So you can start by creating a dataset. Here is a basic approach:

datalad create --description "BIDS reformatting of legacy project" \
    -c text2git /path/to/dataset
cd /path/to/dataset
mkdir sourcedata
datalad run rsync -avP /path/to/original_dataset/. sourcedata/.

This will copy all of your data into the repository, and large, non-text files will be annexed (see documentation for more details), while text files will be preserved as-is, and they will be committed to the history of the dataset.

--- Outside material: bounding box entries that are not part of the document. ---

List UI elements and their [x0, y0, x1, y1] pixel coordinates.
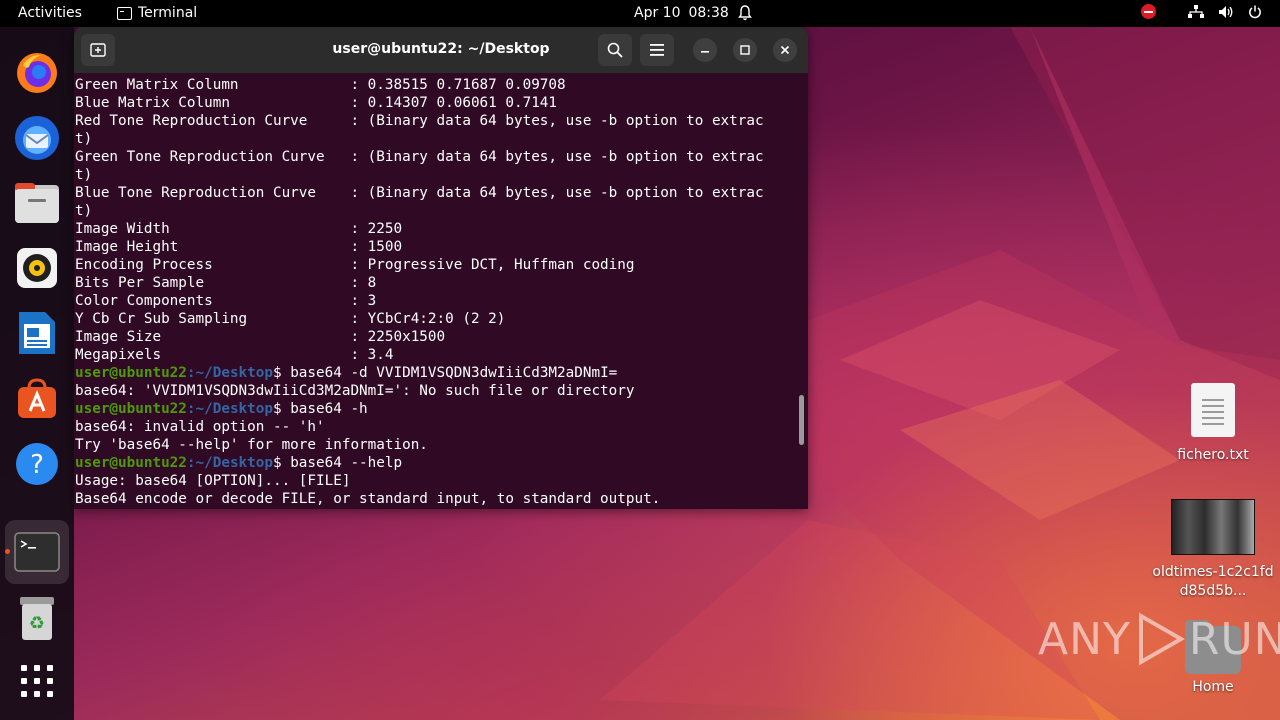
minimize-button[interactable] — [693, 38, 717, 62]
terminal-output-line: Megapixels : 3.4 — [75, 347, 394, 363]
dock: ? ♻ — [0, 27, 74, 720]
prompt-path: :~/Desktop — [186, 455, 273, 471]
terminal-command-line: user@ubuntu22:~/Desktop$ base64 -h — [75, 400, 797, 418]
terminal-output-line: Image Height : 1500 — [75, 239, 403, 255]
terminal-output-line: base64: 'VVIDM1VSQDN3dwIiiCd3M2aDNmI=': … — [75, 383, 635, 399]
terminal-output-line: Usage: base64 [OPTION]... [FILE] — [75, 473, 351, 489]
desktop-icon-oldtimes[interactable]: oldtimes-1c2c1fdd85d5b... — [1148, 499, 1278, 601]
dock-software[interactable] — [13, 374, 61, 422]
terminal-command-line: user@ubuntu22:~/Desktop$ base64 --help — [75, 454, 797, 472]
top-bar: Activities Terminal Apr 10 08:38 — [0, 0, 1280, 27]
dock-files[interactable] — [13, 179, 61, 227]
activities-button[interactable]: Activities — [18, 5, 82, 21]
watermark-right: RUN — [1188, 613, 1280, 665]
clock[interactable]: Apr 10 08:38 — [634, 5, 729, 21]
terminal-output-line: base64: invalid option -- 'h' — [75, 419, 325, 435]
do-not-disturb-icon[interactable] — [1141, 4, 1156, 19]
terminal-output-line: Blue Matrix Column : 0.14307 0.06061 0.7… — [75, 95, 558, 111]
terminal-output-line: Red Tone Reproduction Curve : (Binary da… — [75, 113, 764, 129]
prompt-user: user@ubuntu22 — [75, 365, 187, 381]
terminal-output-line: Encoding Process : Progressive DCT, Huff… — [75, 257, 635, 273]
terminal-icon — [14, 532, 60, 572]
command-text: $ base64 -d VVIDM1VSQDN3dwIiiCd3M2aDNmI= — [272, 365, 618, 381]
terminal-output-line: Try 'base64 --help' for more information… — [75, 437, 428, 453]
terminal-output[interactable]: Green Matrix Column : 0.38515 0.71687 0.… — [75, 76, 797, 508]
app-menu-label: Terminal — [138, 5, 198, 21]
desktop-icon-label: oldtimes-1c2c1fdd85d5b... — [1152, 564, 1274, 599]
hamburger-menu-icon — [650, 44, 664, 56]
minimize-icon — [701, 51, 709, 53]
prompt-path: :~/Desktop — [186, 401, 273, 417]
dock-thunderbird[interactable] — [13, 114, 61, 162]
svg-text:♻: ♻ — [29, 613, 45, 634]
dock-help[interactable]: ? — [13, 440, 61, 488]
clock-date: Apr 10 — [634, 5, 681, 21]
terminal-output-line: Image Size : 2250x1500 — [75, 329, 446, 345]
terminal-output-line: t) — [75, 167, 93, 183]
terminal-output-line: Green Matrix Column : 0.38515 0.71687 0.… — [75, 77, 566, 93]
play-logo-icon — [1138, 612, 1185, 666]
firefox-icon — [17, 53, 57, 93]
software-icon — [18, 378, 56, 418]
dock-firefox[interactable] — [13, 49, 61, 97]
app-menu[interactable]: Terminal — [117, 5, 197, 21]
terminal-window[interactable]: user@ubuntu22: ~/Desktop Green Matrix Co… — [74, 27, 808, 509]
terminal-output-line: Color Components : 3 — [75, 293, 377, 309]
notification-bell-icon[interactable] — [738, 5, 752, 21]
network-icon — [1188, 4, 1204, 18]
terminal-output-line: t) — [75, 203, 93, 219]
terminal-output-line: Blue Tone Reproduction Curve : (Binary d… — [75, 185, 764, 201]
close-icon — [780, 45, 790, 55]
power-icon — [1249, 5, 1261, 18]
terminal-output-line: t) — [75, 131, 93, 147]
dock-rhythmbox[interactable] — [13, 244, 61, 292]
search-button[interactable] — [598, 34, 632, 66]
terminal-output-line: Base64 encode or decode FILE, or standar… — [75, 491, 661, 507]
close-button[interactable] — [773, 38, 797, 62]
terminal-output-line: Bits Per Sample : 8 — [75, 275, 377, 291]
terminal-output-line: Green Tone Reproduction Curve : (Binary … — [75, 149, 764, 165]
maximize-icon — [740, 45, 750, 55]
help-icon: ? — [16, 443, 58, 485]
prompt-path: :~/Desktop — [186, 365, 273, 381]
desktop-icon-label: fichero.txt — [1177, 447, 1249, 463]
dock-show-apps[interactable] — [13, 657, 61, 705]
running-indicator — [5, 549, 10, 554]
system-tray[interactable] — [1141, 4, 1262, 19]
search-icon — [607, 42, 623, 58]
terminal-output-line: Y Cb Cr Sub Sampling : YCbCr4:2:0 (2 2) — [75, 311, 506, 327]
clock-time: 08:38 — [688, 5, 729, 21]
terminal-app-icon — [117, 6, 132, 20]
desktop-icon-label: Home — [1192, 679, 1234, 695]
volume-icon — [1219, 5, 1233, 18]
maximize-button[interactable] — [733, 38, 757, 62]
watermark-left: ANY — [1038, 613, 1131, 665]
prompt-user: user@ubuntu22 — [75, 401, 187, 417]
image-thumbnail — [1171, 499, 1255, 555]
anyrun-watermark: ANY RUN — [1038, 612, 1280, 666]
terminal-headerbar[interactable]: user@ubuntu22: ~/Desktop — [74, 27, 808, 73]
desktop-icon-fichero[interactable]: fichero.txt — [1168, 383, 1258, 463]
dock-writer[interactable] — [13, 309, 61, 357]
dock-terminal[interactable] — [5, 520, 69, 584]
prompt-user: user@ubuntu22 — [75, 455, 187, 471]
terminal-output-line: Image Width : 2250 — [75, 221, 403, 237]
terminal-command-line: user@ubuntu22:~/Desktop$ base64 -d VVIDM… — [75, 364, 797, 382]
files-icon — [15, 183, 59, 223]
svg-text:?: ? — [30, 450, 44, 480]
command-text: $ base64 --help — [272, 455, 403, 471]
trash-icon: ♻ — [20, 597, 54, 640]
rhythmbox-icon — [17, 248, 57, 288]
menu-button[interactable] — [640, 34, 674, 66]
terminal-scrollbar[interactable] — [799, 395, 804, 445]
show-apps-icon — [21, 665, 53, 697]
dock-trash[interactable]: ♻ — [13, 595, 61, 643]
text-file-icon — [1191, 383, 1235, 437]
thunderbird-icon — [15, 116, 59, 160]
writer-icon — [19, 312, 55, 354]
command-text: $ base64 -h — [272, 401, 368, 417]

If you then store whatever scripts you’re using to convert your source data to BIDS in code/, that will be a kind of provenance. At its simplest, you could have a big renaming script that explicitly shows the mapping:

#/bin/bash
cp sourcedata/some/image.nii.gz sub-01/anat/sub-01_T1w.nii.gz
...

If you run that script with datalad run, then the resulting file will end up being a symlink pointing to the exact same content, so you won’t have a second copy of each file floating around. (It may use some extra disk space in the meantime.) There might be some datalad magic to do this without copying the file contents, making it an extremely quick operation, but I don’t know it off the top of my head.

And even if you don’t go down the datalad route, there’s no reason you can’t take the same sourcedata/ and code/ approach to preserving the information in the legacy dataset. It will just be larger.

Bennett · September 12, 2019, 5:04pm

Datalad looks interesting, especially for one-time renaming. Unfortunately, we have a large user space who will often retrieve subsets (or supersets) of data across project. Also, we need a solution that does not generate online resources for a variety of confidentially / data use agreement / phi restriction reasons.

Has anyone defined a protocol for storing the renaming structure in sourcedata? I need every copy of the data to have the history of from where it came… even if the datasets are downloaded multiple times by many different individuals.

effigies · September 12, 2019, 5:44pm

Datalad does not require you to publish any data to anywhere in particular; it’s just an organizational scheme. This can be done entirely on a single machine, if desired, or on a LAN with a private git server, or any other distribution setup. If you did want to make the dataset public for simpler distribution, any sensitive data could be placed in the annex, so only its metadata would be public. The remotes that contain the actual private data can require authentication, so that unauthorized downloaders would only see the public metadata and have no access to the private data.

No, sourcedata is completely unspecified, and it kind of needs to be in order to avoid making people leave out data they think is important. You’re free to use whatever technique you want. A simple option would just be a TSV where the first column is the BIDS location and the second is the sourcedata location, which would make lookup very easy.

I’m not really sure how multiple downloads affects provenance. Could you elaborate?

adina · November 4, 2019, 11:43am

I’m seconding @effigies on the recommendation of Datalad. This tutorial may contain useful insights for you, @Bennett: http://www.repronim.org/ohbm2018-training/03-01-reproin/ (starting from heading “Modular Study Components”)